Psychologue Créon › Thèse › Applications de la situation d’écoute dichotique aux pathologies neuro- développementales › Un autre exemple : le trouble du déficit de l’attention avec ou sans hyperactivité (TDAH) › Résultats de la neuro-imagerie

Une des théories les plus en vogue pour expliquer l’origine du TDAH fait référence à un syndrome hémisphérique droit (Stefanatos & Wasserstein, 2001). Une hypoactivité des régions frontales de l’hémisphère droit caractériserait ces individus lors de la réalisation de tâches comportementales (Vaidya et al., 2005). Tant chez des enfants que chez des adultes souffrant de TDAH, de nombreux chercheurs (voir Sullivan & Brake, 2003 pour une revue de littérature) ont, en effet, décrit des différences anatomiques et structurelles au niveau des régions frontales et frontostriatales de l’hémisphère droit. Un frein majeur à cette théorie réside ici encore dans l’absence d’un consensus entre les études réalisées. Si plusieurs études sont concordantes concernant l’existence d’une anomalie de l’hémisphère droit, d’autres études n’ont toutefois rapporté aucune anomalie de l’hémisphère droit ou bien encore ont décrit les mêmes anomalies dans l’hémisphère gauche (voir Seidman, Valera, & Makris, 2005).

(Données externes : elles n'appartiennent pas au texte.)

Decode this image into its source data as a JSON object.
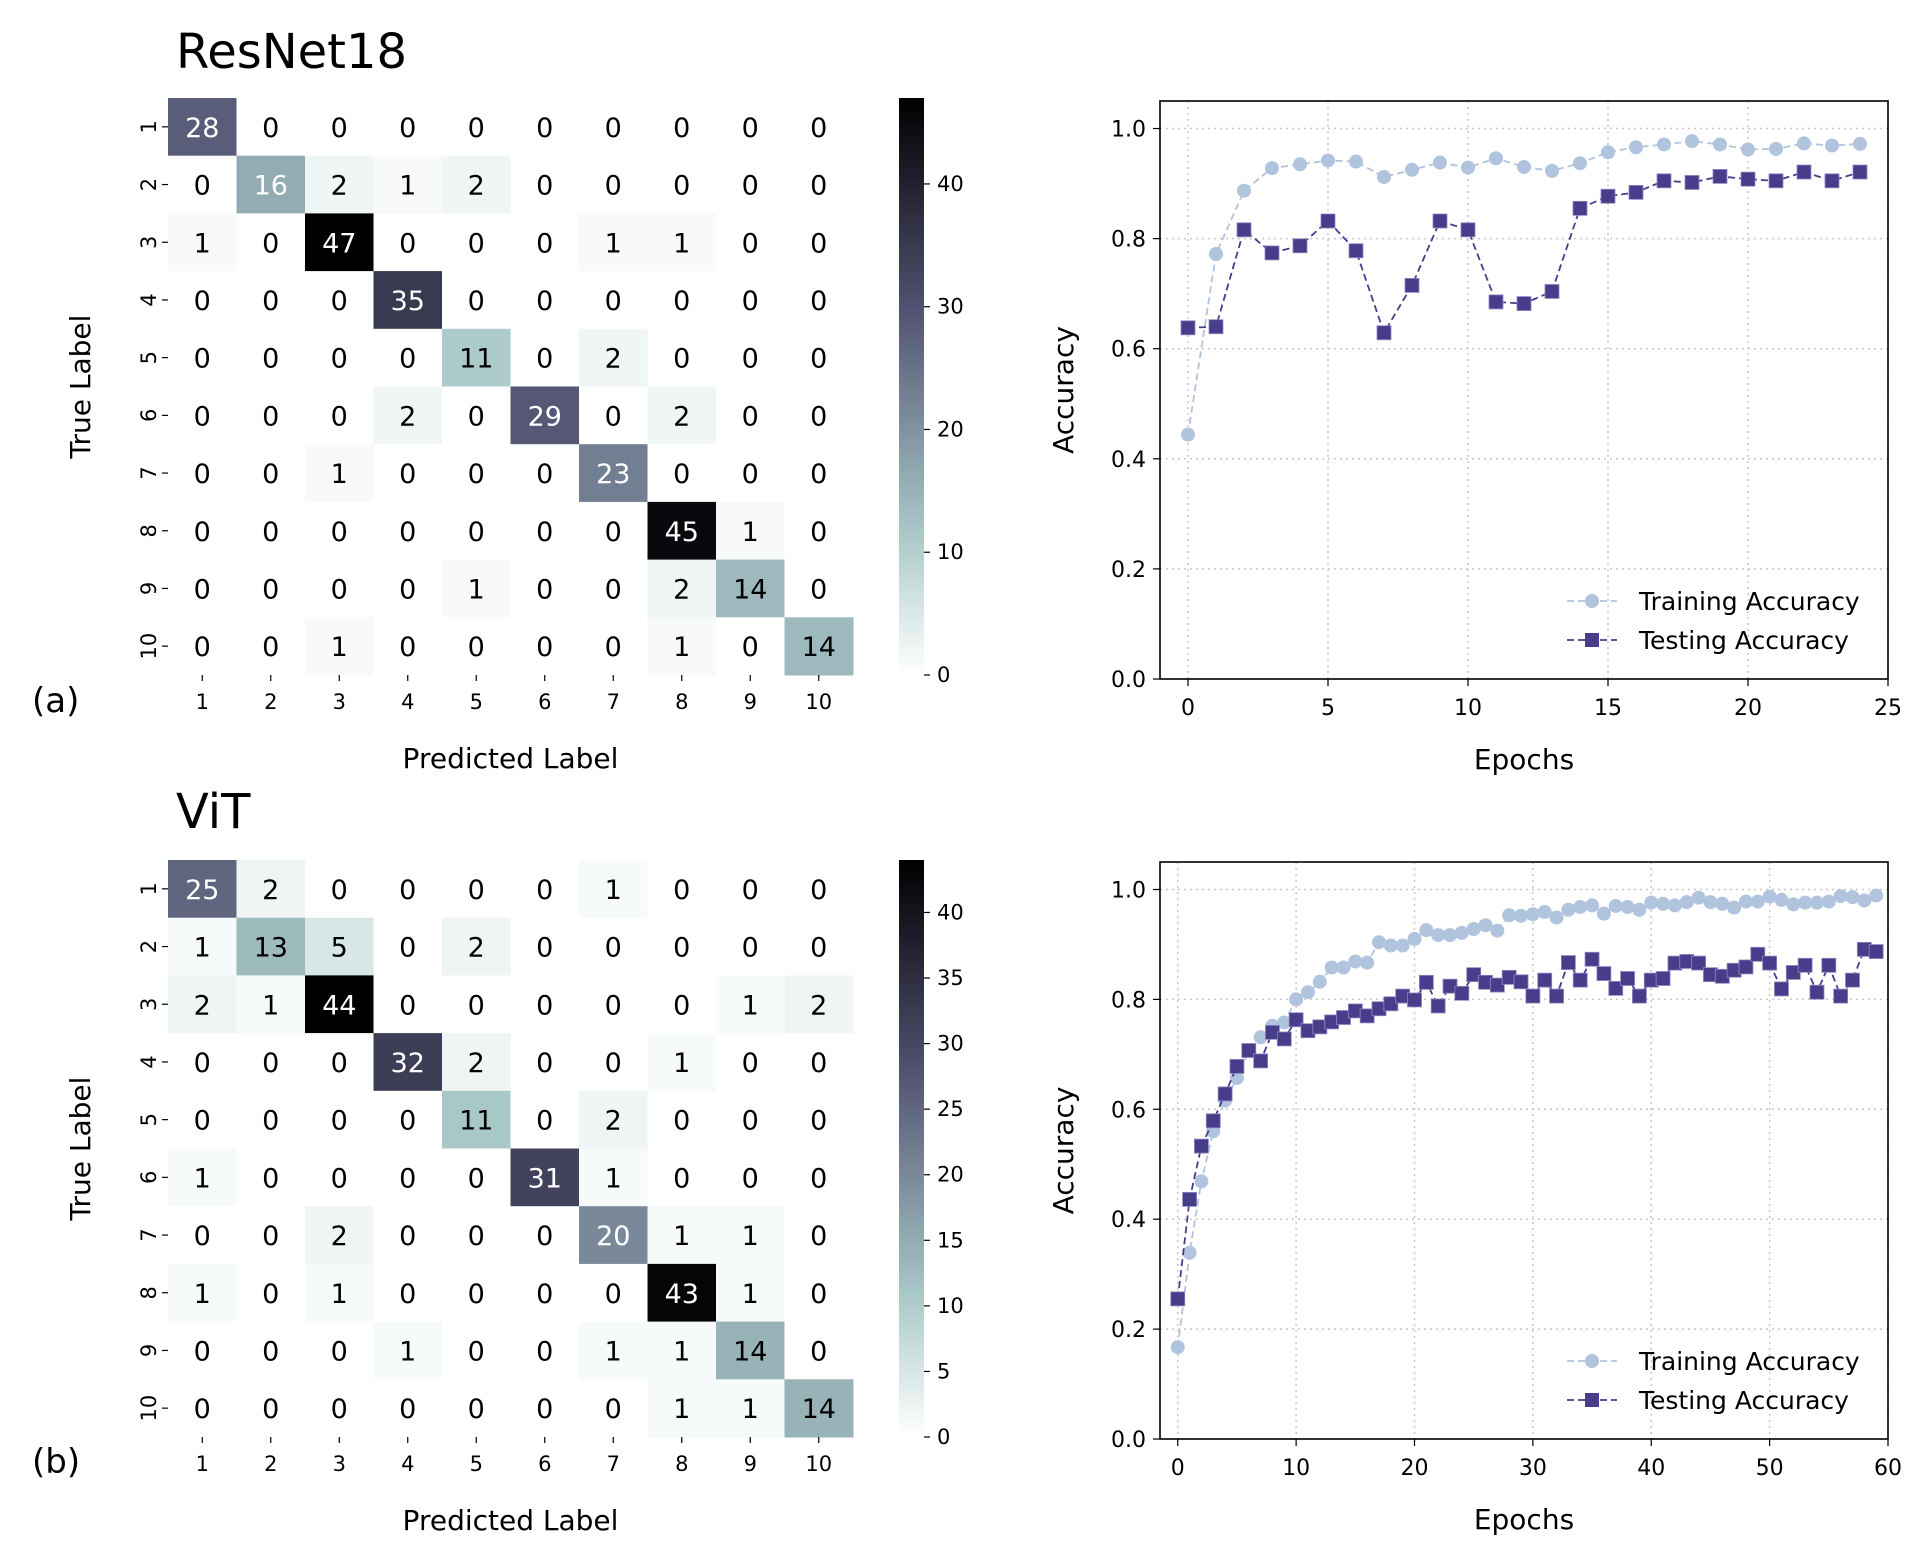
{
  "panels": [
    {
      "title": "ResNet18",
      "label": "(a)"
    },
    {
      "title": "ViT",
      "label": "(b)"
    }
  ],
  "chart_data": [
    {
      "type": "heatmap",
      "title": "ResNet18",
      "xlabel": "Predicted Label",
      "ylabel": "True Label",
      "x_tick_labels": [
        "1",
        "2",
        "3",
        "4",
        "5",
        "6",
        "7",
        "8",
        "9",
        "10"
      ],
      "y_tick_labels": [
        "1",
        "2",
        "3",
        "4",
        "5",
        "6",
        "7",
        "8",
        "9",
        "10"
      ],
      "colormap": "bone_r",
      "vmin": 0,
      "vmax": 47,
      "colorbar_ticks": [
        0,
        10,
        20,
        30,
        40
      ],
      "matrix": [
        [
          28,
          0,
          0,
          0,
          0,
          0,
          0,
          0,
          0,
          0
        ],
        [
          0,
          16,
          2,
          1,
          2,
          0,
          0,
          0,
          0,
          0
        ],
        [
          1,
          0,
          47,
          0,
          0,
          0,
          1,
          1,
          0,
          0
        ],
        [
          0,
          0,
          0,
          35,
          0,
          0,
          0,
          0,
          0,
          0
        ],
        [
          0,
          0,
          0,
          0,
          11,
          0,
          2,
          0,
          0,
          0
        ],
        [
          0,
          0,
          0,
          2,
          0,
          29,
          0,
          2,
          0,
          0
        ],
        [
          0,
          0,
          1,
          0,
          0,
          0,
          23,
          0,
          0,
          0
        ],
        [
          0,
          0,
          0,
          0,
          0,
          0,
          0,
          45,
          1,
          0
        ],
        [
          0,
          0,
          0,
          0,
          1,
          0,
          0,
          2,
          14,
          0
        ],
        [
          0,
          0,
          1,
          0,
          0,
          0,
          0,
          1,
          0,
          14
        ]
      ]
    },
    {
      "type": "line",
      "xlabel": "Epochs",
      "ylabel": "Accuracy",
      "xlim": [
        -1,
        25
      ],
      "ylim": [
        0,
        1.05
      ],
      "x_ticks": [
        0,
        5,
        10,
        15,
        20,
        25
      ],
      "y_ticks": [
        0.0,
        0.2,
        0.4,
        0.6,
        0.8,
        1.0
      ],
      "grid": true,
      "legend_position": "lower-right",
      "x": [
        0,
        1,
        2,
        3,
        4,
        5,
        6,
        7,
        8,
        9,
        10,
        11,
        12,
        13,
        14,
        15,
        16,
        17,
        18,
        19,
        20,
        21,
        22,
        23,
        24
      ],
      "series": [
        {
          "name": "Training Accuracy",
          "color": "#b0c4de",
          "marker": "circle",
          "values": [
            0.444,
            0.772,
            0.887,
            0.928,
            0.935,
            0.942,
            0.94,
            0.912,
            0.925,
            0.938,
            0.929,
            0.946,
            0.93,
            0.923,
            0.937,
            0.957,
            0.966,
            0.971,
            0.977,
            0.971,
            0.962,
            0.963,
            0.973,
            0.969,
            0.972
          ]
        },
        {
          "name": "Testing Accuracy",
          "color": "#483d8b",
          "marker": "square",
          "values": [
            0.638,
            0.64,
            0.816,
            0.774,
            0.787,
            0.832,
            0.778,
            0.629,
            0.715,
            0.832,
            0.816,
            0.685,
            0.682,
            0.704,
            0.855,
            0.877,
            0.884,
            0.905,
            0.902,
            0.913,
            0.908,
            0.905,
            0.921,
            0.905,
            0.921
          ]
        }
      ]
    },
    {
      "type": "heatmap",
      "title": "ViT",
      "xlabel": "Predicted Label",
      "ylabel": "True Label",
      "x_tick_labels": [
        "1",
        "2",
        "3",
        "4",
        "5",
        "6",
        "7",
        "8",
        "9",
        "10"
      ],
      "y_tick_labels": [
        "1",
        "2",
        "3",
        "4",
        "5",
        "6",
        "7",
        "8",
        "9",
        "10"
      ],
      "colormap": "bone_r",
      "vmin": 0,
      "vmax": 44,
      "colorbar_ticks": [
        0,
        5,
        10,
        15,
        20,
        25,
        30,
        35,
        40
      ],
      "matrix": [
        [
          25,
          2,
          0,
          0,
          0,
          0,
          1,
          0,
          0,
          0
        ],
        [
          1,
          13,
          5,
          0,
          2,
          0,
          0,
          0,
          0,
          0
        ],
        [
          2,
          1,
          44,
          0,
          0,
          0,
          0,
          0,
          1,
          2
        ],
        [
          0,
          0,
          0,
          32,
          2,
          0,
          0,
          1,
          0,
          0
        ],
        [
          0,
          0,
          0,
          0,
          11,
          0,
          2,
          0,
          0,
          0
        ],
        [
          1,
          0,
          0,
          0,
          0,
          31,
          1,
          0,
          0,
          0
        ],
        [
          0,
          0,
          2,
          0,
          0,
          0,
          20,
          1,
          1,
          0
        ],
        [
          1,
          0,
          1,
          0,
          0,
          0,
          0,
          43,
          1,
          0
        ],
        [
          0,
          0,
          0,
          1,
          0,
          0,
          1,
          1,
          14,
          0
        ],
        [
          0,
          0,
          0,
          0,
          0,
          0,
          0,
          1,
          1,
          14
        ]
      ]
    },
    {
      "type": "line",
      "xlabel": "Epochs",
      "ylabel": "Accuracy",
      "xlim": [
        -1.5,
        60
      ],
      "ylim": [
        0,
        1.05
      ],
      "x_ticks": [
        0,
        10,
        20,
        30,
        40,
        50,
        60
      ],
      "y_ticks": [
        0.0,
        0.2,
        0.4,
        0.6,
        0.8,
        1.0
      ],
      "grid": true,
      "legend_position": "lower-right",
      "x": [
        0,
        1,
        2,
        3,
        4,
        5,
        6,
        7,
        8,
        9,
        10,
        11,
        12,
        13,
        14,
        15,
        16,
        17,
        18,
        19,
        20,
        21,
        22,
        23,
        24,
        25,
        26,
        27,
        28,
        29,
        30,
        31,
        32,
        33,
        34,
        35,
        36,
        37,
        38,
        39,
        40,
        41,
        42,
        43,
        44,
        45,
        46,
        47,
        48,
        49,
        50,
        51,
        52,
        53,
        54,
        55,
        56,
        57,
        58,
        59
      ],
      "series": [
        {
          "name": "Training Accuracy",
          "color": "#b0c4de",
          "marker": "circle",
          "values": [
            0.167,
            0.339,
            0.469,
            0.56,
            0.616,
            0.657,
            0.706,
            0.731,
            0.752,
            0.758,
            0.8,
            0.813,
            0.832,
            0.858,
            0.858,
            0.869,
            0.867,
            0.904,
            0.898,
            0.898,
            0.91,
            0.926,
            0.917,
            0.917,
            0.921,
            0.928,
            0.935,
            0.925,
            0.953,
            0.952,
            0.955,
            0.959,
            0.949,
            0.963,
            0.968,
            0.971,
            0.956,
            0.97,
            0.968,
            0.963,
            0.976,
            0.974,
            0.971,
            0.977,
            0.985,
            0.977,
            0.974,
            0.967,
            0.978,
            0.978,
            0.987,
            0.981,
            0.973,
            0.976,
            0.976,
            0.978,
            0.988,
            0.986,
            0.98,
            0.989
          ]
        },
        {
          "name": "Testing Accuracy",
          "color": "#483d8b",
          "marker": "square",
          "values": [
            0.255,
            0.436,
            0.533,
            0.579,
            0.628,
            0.678,
            0.707,
            0.688,
            0.74,
            0.728,
            0.763,
            0.743,
            0.75,
            0.759,
            0.767,
            0.779,
            0.77,
            0.783,
            0.792,
            0.806,
            0.799,
            0.831,
            0.788,
            0.824,
            0.811,
            0.845,
            0.831,
            0.826,
            0.84,
            0.832,
            0.806,
            0.835,
            0.806,
            0.867,
            0.835,
            0.873,
            0.847,
            0.82,
            0.838,
            0.806,
            0.835,
            0.838,
            0.866,
            0.869,
            0.866,
            0.845,
            0.842,
            0.853,
            0.859,
            0.882,
            0.866,
            0.819,
            0.849,
            0.862,
            0.813,
            0.862,
            0.806,
            0.835,
            0.891,
            0.887
          ]
        }
      ]
    }
  ]
}
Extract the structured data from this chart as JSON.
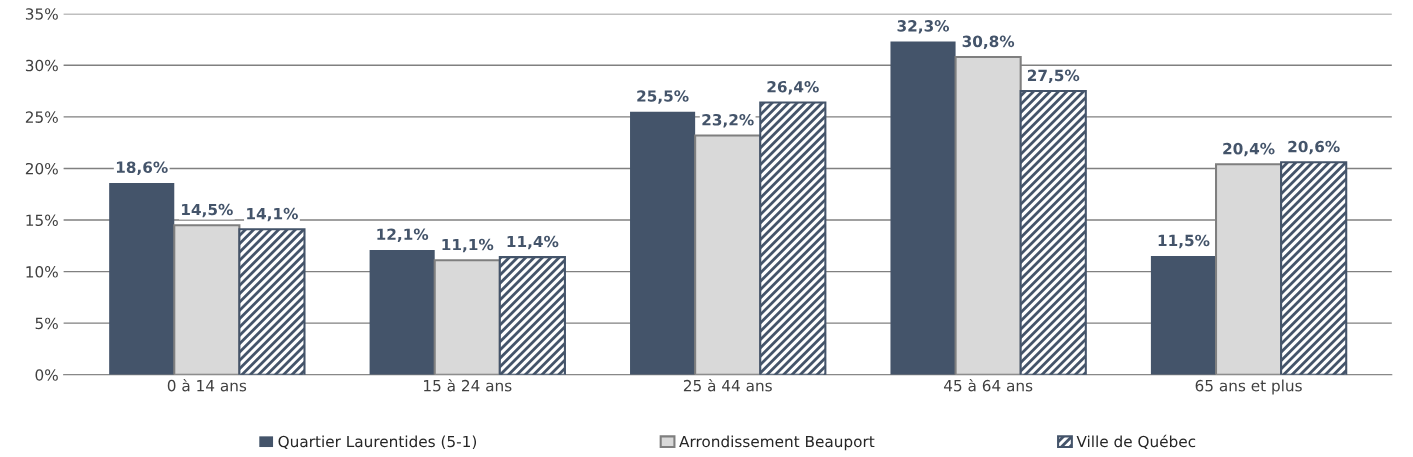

La même inconsistance de résultats se retrouve dans les études évaluant le rôle du relais calleux dans le TDAH. Certains chercheurs ont rapporté que des régions de cette structure sont atrophiées (Baumgardner et al., 1996 ; Giedd et al., 1994 ; Hynd et al., 1991). Toutefois, des résultats contradictoires émanent de ces études quant à la localisation des anomalies repérées. Des anomalies de la structure postérieure du corps calleux sont parfois avancées (Lyoo, Noam, Lee, Kennedy, & Renshaw, 1996; Semrud-Clikerman et al., 1994) ; pour d’autres auteurs, ce sont des anomalies de la région antérieure (Baumgardner et al., 1996; Giedd et al., 1994), ou bien encore de la région postérieure et antérieure (Hynd et al., 1991). Pour d’autres chercheurs, aucune anomalie n’est même observée (Overmeyer et al., 2000). Si l’affirmation à propos de la présence d’anomies cérébrales avérées semble hasardeuse, les études complémentaires évaluant les processus et capacités affectées semblent constituer une source d’informations précieuses pour venir en aide à ces patients et fournir de nouvelles sources de compréhension du trouble.